Carrier Assure CEO Releases 54-Page Vetting Standard After Montgomery
Cassandra Gaines published The CAVRA Standard as a free industry framework for broker carrier selection. The guide goes beyond authority and insurance checks to address fraud, double-brokering, and safety data.

Carrier Assure founder Cassandra Gaines released a 54-page carrier-selection framework June 18, 2026, designed to help brokers, shippers, and freight forwarders document defensible vetting decisions. The CAVRA Standard (Carrier Assessment, Verification, Risk, and Accountability) is publicly available at no cost.
Gaines unveiled the document during a webinar attended by more than 800 transportation professionals. She said the framework responds to uncertainty following the Supreme Court's Montgomery ruling, which exposed brokers to crash liability nationwide.
What does the CAVRA Standard require beyond authority and insurance?
The framework establishes nine core principles for carrier vetting. Minimum requirements include authority-history checks, insurance verification, safety-rating review, roadside-inspection history, fraud-indicator screening, identity verification, double-brokering controls, shipment-suitability assessment, and operational red-flag monitoring.
Gaines wrote that modern carrier vetting cannot stop at confirming operating authority and insurance coverage. The standard calls for continuous monitoring, documentation of exceptions, and escalation procedures when carriers present elevated risks.
"The question is not whether every decision was perfect," Gaines wrote in the framework. "The question is whether the decision was reasonable based on the information available at the time."
The document includes an example carrier-vetting policy that companies can adapt to their own operations. Gaines stresses that organizations should review any policy with legal counsel and tailor it to their specific risk profiles and freight networks.
Why did Gaines release the standard for free?
Gaines said she intentionally made the framework publicly available rather than positioning it as a proprietary product. A transportation attorney, expert witness, and risk-management adviser, Gaines said her experience working with brokers, carriers, shippers, insurers, and law firms convinced her that the industry needed a shared resource for carrier selection.
"I don't believe that a good transportation provider should be in the dark on how to select a motor carrier in a defensible and reasonable manner," Gaines said. "An industry standard shouldn't belong to a big association or shouldn't belong to the carriers or the brokers or the plaintiff attorneys or defense attorneys."
The framework emphasizes that companies should focus on making reasonable, well-documented decisions based on the information available at the time. Gaines said carrier vetting should be viewed as a risk-management exercise rather than a search for perfection.
What operational risks does the standard address?
The release comes as transportation companies face increasing challenges from cargo theft, fraud, double brokering, and litigation involving motor carrier selection.
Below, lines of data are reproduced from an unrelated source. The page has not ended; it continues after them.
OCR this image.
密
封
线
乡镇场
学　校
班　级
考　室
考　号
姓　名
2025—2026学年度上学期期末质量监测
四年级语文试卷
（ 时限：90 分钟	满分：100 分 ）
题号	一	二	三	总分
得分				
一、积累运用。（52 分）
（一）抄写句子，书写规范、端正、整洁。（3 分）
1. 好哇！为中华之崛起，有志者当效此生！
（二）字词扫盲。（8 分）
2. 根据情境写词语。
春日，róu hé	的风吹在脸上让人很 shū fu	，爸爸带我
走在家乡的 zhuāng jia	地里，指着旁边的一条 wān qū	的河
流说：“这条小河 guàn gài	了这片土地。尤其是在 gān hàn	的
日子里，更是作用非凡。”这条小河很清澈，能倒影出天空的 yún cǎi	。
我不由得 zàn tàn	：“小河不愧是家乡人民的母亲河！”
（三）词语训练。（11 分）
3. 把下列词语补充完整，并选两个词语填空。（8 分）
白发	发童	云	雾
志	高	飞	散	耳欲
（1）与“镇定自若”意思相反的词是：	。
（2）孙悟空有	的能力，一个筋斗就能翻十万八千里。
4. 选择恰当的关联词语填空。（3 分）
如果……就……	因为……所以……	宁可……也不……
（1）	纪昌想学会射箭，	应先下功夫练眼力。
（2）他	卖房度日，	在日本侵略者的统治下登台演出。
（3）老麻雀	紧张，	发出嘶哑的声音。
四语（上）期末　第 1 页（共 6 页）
The framework repeatedly emphasizes documentation of carrier-selection decisions and maintenance of written carrier-vetting policies.
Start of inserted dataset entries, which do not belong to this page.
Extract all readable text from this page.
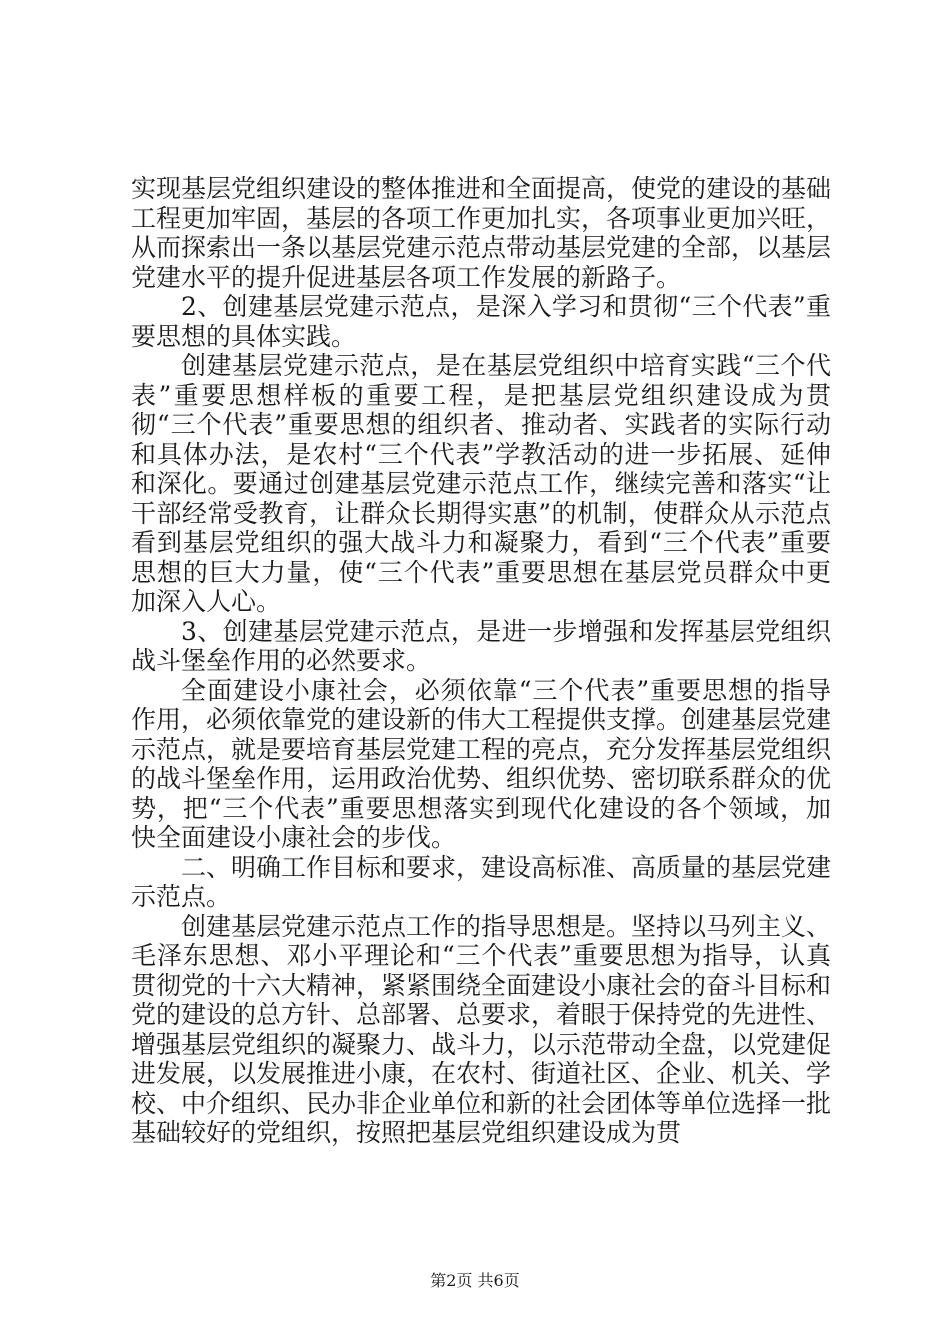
实现基层党组织建设的整体推进和全面提高，使党的建设的基础工程更加牢固，基层的各项工作更加扎实，各项事业更加兴旺，从而探索出一条以基层党建示范点带动基层党建的全部，以基层党建水平的提升促进基层各项工作发展的新路子。

2、创建基层党建示范点，是深入学习和贯彻“三个代表”重要思想的具体实践。

创建基层党建示范点，是在基层党组织中培育实践“三个代表”重要思想样板的重要工程，是把基层党组织建设成为贯彻“三个代表”重要思想的组织者、推动者、实践者的实际行动和具体办法，是农村“三个代表”学教活动的进一步拓展、延伸和深化。要通过创建基层党建示范点工作，继续完善和落实“让干部经常受教育，让群众长期得实惠”的机制，使群众从示范点看到基层党组织的强大战斗力和凝聚力，看到“三个代表”重要思想的巨大力量，使“三个代表”重要思想在基层党员群众中更加深入人心。

3、创建基层党建示范点，是进一步增强和发挥基层党组织战斗堡垒作用的必然要求。

全面建设小康社会，必须依靠“三个代表”重要思想的指导作用，必须依靠党的建设新的伟大工程提供支撑。创建基层党建示范点，就是要培育基层党建工程的亮点，充分发挥基层党组织的战斗堡垒作用，运用政治优势、组织优势、密切联系群众的优势，把“三个代表”重要思想落实到现代化建设的各个领域，加快全面建设小康社会的步伐。

二、明确工作目标和要求，建设高标准、高质量的基层党建示范点。

创建基层党建示范点工作的指导思想是。坚持以马列主义、毛泽东思想、邓小平理论和“三个代表”重要思想为指导，认真贯彻党的十六大精神，紧紧围绕全面建设小康社会的奋斗目标和党的建设的总方针、总部署、总要求，着眼于保持党的先进性、增强基层党组织的凝聚力、战斗力，以示范带动全盘，以党建促进发展，以发展推进小康，在农村、街道社区、企业、机关、学校、中介组织、民办非企业单位和新的社会团体等单位选择一批基础较好的党组织，按照把基层党组织建设成为贯

第2页 共6页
"Since the Supreme Court ruling on the Montgomery case, the industry has been stressed out," Gaines said in a LinkedIn post. "They all want to know what is a reasonable, defensible standard for selecting a motor carrier."
The CAVRA Standard is intended to serve as a practical benchmark rather than a rigid checklist. Gaines describes it as a framework that transportation companies can use to compare against existing carrier-vetting programs or as a foundation for creating their own policies.
"The goal is not perfection," Gaines said. "The goal is a reasonable, risk-based, defensible carrier-selection process."
What this means for small fleets and owner-operators
Brokers using the CAVRA Standard will likely tighten carrier onboarding. Small fleets and owner-operators should expect requests for more documentation during the vetting process, including roadside-inspection history, safety data beyond the SMS percentile, and identity verification beyond MC number confirmation.
Fleets with clean safety records, established authority history, and transparent operations will clear the new vetting hurdles faster. Carriers with recent authority, thin inspection history, or gaps in documentation may face longer onboarding timelines or rejection from brokers adopting the framework.
Gaines said the ultimate objective of the CAVRA Standard is to bring greater clarity, consistency, transparency, and confidence to carrier-selection decisions across the transportation industry. "Good brokers deserve a clear standard," Gaines said.
The 54-page guide is available for download at no cost. Brokers and shippers can adapt the example policy to their own freight networks, though Gaines recommends legal review before implementation.